The questionnaire we use are Wexner continence score (Table 2) and LARS score (Table 3), which will be writing in Chinese thus patients can use their native language.

Table 2 Wexner continence score Table 3 Low anterior resection syndrome (LARS) score Participant timeline

Recruitment started in January 2023 at The Sixth Affiliated Hospital, Sun Yat-sen University and Nanfang Hospital, Southern Medical University. The data collected from the participants and the follow-up timeline are presented in Table ​1.

Sample size

The sample size calculation was performed considering the results of a previous case-control study with rectal cancer patients undergoing chemoradiotherapy and/or surgery [25]. In this study, RP was significantly lower in the chemoradiotherapy group than in the surgery group (32.7 +/- 17 vs. 45.3 +/- 18 mmHg; P = 0.03) at the time of ileostomy closure. These values were introduced at PASS v11 software (NCSS, LLC. Kaysville, Utah, USA) with a power of 80%, alpha 0.05, and an enrollment ratio of 1/1, resulting in an estimated sample size of 122 participants in each group. Then, considering the need of lost to follow-up, which is estimated at around 10.0% of the cases, a total of 134 patients in each group will be required in this study.

Data management, collection and monitoring

All protocol-required information collected during the study will be entered by the investigator in the electronic case report forms (CRF). The investigator should complete the CRF as soon as possible after information is collected. An explanation should be given for all missing data. The completed CRF will be reviewed and signed by the investigator. The main investigator will continuously monitor data. Data will be stored in the secured network of Sun Yat-sen University and for security reasons, in an external hard drive which will be used to back up regularly the database.

Statistical methods

For statistical analysis of the quantitative variables with normal distribution, the mean, standard deviation (SD), median and interquartile range will be calculated. Group comparisons will be made using t tests or Mann-Whitney U test for continuous variables.
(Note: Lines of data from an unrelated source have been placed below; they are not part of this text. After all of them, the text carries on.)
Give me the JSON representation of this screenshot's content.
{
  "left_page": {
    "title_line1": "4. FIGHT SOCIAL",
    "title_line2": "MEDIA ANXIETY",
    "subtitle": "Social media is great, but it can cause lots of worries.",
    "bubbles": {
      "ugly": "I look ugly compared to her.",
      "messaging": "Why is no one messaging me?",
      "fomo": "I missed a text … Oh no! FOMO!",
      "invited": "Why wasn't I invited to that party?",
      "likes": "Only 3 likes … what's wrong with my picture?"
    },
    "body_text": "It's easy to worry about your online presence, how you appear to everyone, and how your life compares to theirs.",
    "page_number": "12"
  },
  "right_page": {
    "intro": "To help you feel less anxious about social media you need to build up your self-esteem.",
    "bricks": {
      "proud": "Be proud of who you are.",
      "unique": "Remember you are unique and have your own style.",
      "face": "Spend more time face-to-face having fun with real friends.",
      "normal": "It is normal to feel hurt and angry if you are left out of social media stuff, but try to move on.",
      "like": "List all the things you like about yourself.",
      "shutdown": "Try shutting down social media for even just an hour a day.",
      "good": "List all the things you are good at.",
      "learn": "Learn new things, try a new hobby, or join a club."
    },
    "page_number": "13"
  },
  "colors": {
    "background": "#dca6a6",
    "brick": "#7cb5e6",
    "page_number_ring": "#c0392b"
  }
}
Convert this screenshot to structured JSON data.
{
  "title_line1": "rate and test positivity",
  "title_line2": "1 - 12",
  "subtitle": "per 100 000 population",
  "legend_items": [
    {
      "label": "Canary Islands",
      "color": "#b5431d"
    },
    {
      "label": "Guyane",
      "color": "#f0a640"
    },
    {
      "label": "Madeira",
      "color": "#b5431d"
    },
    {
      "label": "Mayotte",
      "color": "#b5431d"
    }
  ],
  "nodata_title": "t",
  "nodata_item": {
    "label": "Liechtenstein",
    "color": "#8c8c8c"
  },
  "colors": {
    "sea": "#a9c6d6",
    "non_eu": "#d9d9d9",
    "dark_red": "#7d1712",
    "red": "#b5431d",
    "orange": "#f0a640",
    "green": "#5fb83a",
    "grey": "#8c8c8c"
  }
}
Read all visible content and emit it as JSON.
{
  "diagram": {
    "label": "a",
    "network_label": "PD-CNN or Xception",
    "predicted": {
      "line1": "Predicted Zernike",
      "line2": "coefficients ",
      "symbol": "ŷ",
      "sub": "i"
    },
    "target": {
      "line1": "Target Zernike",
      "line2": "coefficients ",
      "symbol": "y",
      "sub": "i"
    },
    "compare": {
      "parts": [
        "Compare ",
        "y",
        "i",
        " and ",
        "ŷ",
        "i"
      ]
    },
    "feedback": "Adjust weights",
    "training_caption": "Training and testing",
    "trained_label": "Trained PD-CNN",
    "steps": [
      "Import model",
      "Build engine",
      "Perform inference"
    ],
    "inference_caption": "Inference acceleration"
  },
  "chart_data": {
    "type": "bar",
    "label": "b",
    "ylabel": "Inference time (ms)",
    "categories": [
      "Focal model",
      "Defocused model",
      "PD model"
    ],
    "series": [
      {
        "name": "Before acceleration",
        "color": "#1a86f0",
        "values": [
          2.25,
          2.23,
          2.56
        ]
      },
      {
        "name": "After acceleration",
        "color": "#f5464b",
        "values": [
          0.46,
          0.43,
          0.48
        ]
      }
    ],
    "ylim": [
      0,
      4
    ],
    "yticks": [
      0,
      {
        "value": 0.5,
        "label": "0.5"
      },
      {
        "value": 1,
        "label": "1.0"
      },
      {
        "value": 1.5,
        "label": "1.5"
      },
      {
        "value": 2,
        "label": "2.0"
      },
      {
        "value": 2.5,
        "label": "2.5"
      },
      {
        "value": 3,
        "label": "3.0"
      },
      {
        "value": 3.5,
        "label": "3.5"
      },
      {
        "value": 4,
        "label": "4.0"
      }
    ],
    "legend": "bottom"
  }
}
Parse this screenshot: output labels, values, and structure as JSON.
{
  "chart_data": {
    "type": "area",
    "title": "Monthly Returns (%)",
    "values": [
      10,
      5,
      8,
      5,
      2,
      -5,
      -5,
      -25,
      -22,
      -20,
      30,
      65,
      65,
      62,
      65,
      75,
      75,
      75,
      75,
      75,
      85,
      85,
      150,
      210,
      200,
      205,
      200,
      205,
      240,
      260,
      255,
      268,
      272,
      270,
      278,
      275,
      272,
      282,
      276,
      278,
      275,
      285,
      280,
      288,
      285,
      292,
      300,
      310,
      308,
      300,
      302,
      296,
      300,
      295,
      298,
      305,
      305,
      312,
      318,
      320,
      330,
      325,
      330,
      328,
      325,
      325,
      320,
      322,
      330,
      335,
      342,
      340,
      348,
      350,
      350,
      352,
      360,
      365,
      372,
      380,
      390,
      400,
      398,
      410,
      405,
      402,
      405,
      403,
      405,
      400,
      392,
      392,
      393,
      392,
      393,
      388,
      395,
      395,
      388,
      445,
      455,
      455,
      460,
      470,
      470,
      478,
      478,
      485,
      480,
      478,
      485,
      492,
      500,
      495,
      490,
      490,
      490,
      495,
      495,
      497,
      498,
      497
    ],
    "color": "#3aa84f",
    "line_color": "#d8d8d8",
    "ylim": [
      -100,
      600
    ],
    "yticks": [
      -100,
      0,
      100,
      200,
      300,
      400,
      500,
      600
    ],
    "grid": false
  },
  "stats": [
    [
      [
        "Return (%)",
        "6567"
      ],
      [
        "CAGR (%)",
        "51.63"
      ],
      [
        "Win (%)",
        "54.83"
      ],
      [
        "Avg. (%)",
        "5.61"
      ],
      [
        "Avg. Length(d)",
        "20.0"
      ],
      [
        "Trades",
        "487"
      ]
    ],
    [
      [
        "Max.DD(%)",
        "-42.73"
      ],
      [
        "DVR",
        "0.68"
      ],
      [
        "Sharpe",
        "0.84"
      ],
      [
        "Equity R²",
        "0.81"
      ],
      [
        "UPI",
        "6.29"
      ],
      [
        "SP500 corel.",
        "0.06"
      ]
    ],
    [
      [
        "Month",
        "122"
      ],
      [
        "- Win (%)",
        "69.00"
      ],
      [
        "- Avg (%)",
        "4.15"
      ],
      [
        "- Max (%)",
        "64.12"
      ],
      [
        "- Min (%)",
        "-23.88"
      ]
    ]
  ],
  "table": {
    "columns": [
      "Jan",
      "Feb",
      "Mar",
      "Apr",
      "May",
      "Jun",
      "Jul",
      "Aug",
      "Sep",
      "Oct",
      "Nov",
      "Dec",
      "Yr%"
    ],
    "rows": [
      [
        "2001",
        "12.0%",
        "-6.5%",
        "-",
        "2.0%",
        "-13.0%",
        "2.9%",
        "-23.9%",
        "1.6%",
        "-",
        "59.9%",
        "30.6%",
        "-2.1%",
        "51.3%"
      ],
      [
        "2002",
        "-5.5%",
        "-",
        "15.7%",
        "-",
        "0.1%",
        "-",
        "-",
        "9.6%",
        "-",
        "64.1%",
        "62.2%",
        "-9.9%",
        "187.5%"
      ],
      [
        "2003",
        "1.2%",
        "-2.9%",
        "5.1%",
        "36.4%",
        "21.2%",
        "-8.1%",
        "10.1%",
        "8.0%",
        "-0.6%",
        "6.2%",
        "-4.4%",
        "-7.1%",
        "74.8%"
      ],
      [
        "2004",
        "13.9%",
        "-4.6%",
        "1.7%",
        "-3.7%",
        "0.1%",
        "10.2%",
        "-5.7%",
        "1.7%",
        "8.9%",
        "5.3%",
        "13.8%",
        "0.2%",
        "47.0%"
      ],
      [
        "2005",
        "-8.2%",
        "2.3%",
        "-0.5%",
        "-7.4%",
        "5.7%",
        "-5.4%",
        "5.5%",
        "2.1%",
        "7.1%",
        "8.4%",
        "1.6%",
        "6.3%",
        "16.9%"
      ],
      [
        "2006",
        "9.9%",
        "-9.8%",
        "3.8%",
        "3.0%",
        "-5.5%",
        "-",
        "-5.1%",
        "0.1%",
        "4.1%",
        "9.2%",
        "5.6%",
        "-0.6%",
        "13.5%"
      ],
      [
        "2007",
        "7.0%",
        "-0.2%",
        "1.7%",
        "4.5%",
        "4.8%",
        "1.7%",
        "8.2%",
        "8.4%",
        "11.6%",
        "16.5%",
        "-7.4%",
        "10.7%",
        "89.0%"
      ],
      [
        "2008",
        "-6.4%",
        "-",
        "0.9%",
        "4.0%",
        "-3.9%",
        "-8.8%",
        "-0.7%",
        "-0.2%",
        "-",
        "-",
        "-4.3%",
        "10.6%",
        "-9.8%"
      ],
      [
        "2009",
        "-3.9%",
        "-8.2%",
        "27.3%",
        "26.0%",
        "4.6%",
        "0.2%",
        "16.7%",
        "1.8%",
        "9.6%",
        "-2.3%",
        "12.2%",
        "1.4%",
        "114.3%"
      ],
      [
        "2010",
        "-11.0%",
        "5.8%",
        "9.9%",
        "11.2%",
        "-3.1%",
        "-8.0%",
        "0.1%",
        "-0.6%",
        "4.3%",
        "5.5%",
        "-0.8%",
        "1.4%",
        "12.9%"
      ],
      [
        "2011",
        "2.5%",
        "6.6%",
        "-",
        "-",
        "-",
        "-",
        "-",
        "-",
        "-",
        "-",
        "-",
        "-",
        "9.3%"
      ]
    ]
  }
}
Associations between the categorical variables will be tested with the Chi-Square-test or the Fisher exact test, when appropriate. Paired values (before and after therapies) will be compared for each patient using a paired t test or a Wilcoxon test. The data will be analyzed using IBM SPSS Statistics for Windows, version 27.0 (IBM Corporation, Armonk, NY, USA). A significance threshold of p < 0.05 will be adopted for all tests.

Research ethic approval

The study adheres to the Declaration of Helsinki on medical research protocols and ethics. The protocol was reviewed and approved by the Human Medical Ethics Committee of the Sixth Affiliated Hospital of Sun Yat-sen University (number 2022ZSLYEC-614).

Confidentiality

Patient confidentiality will be strictly maintained.

Dissemination policy

The final study results will be published in peer-reviewed scientific journals. Furthermore, results will be communicated through professional meetings and the media.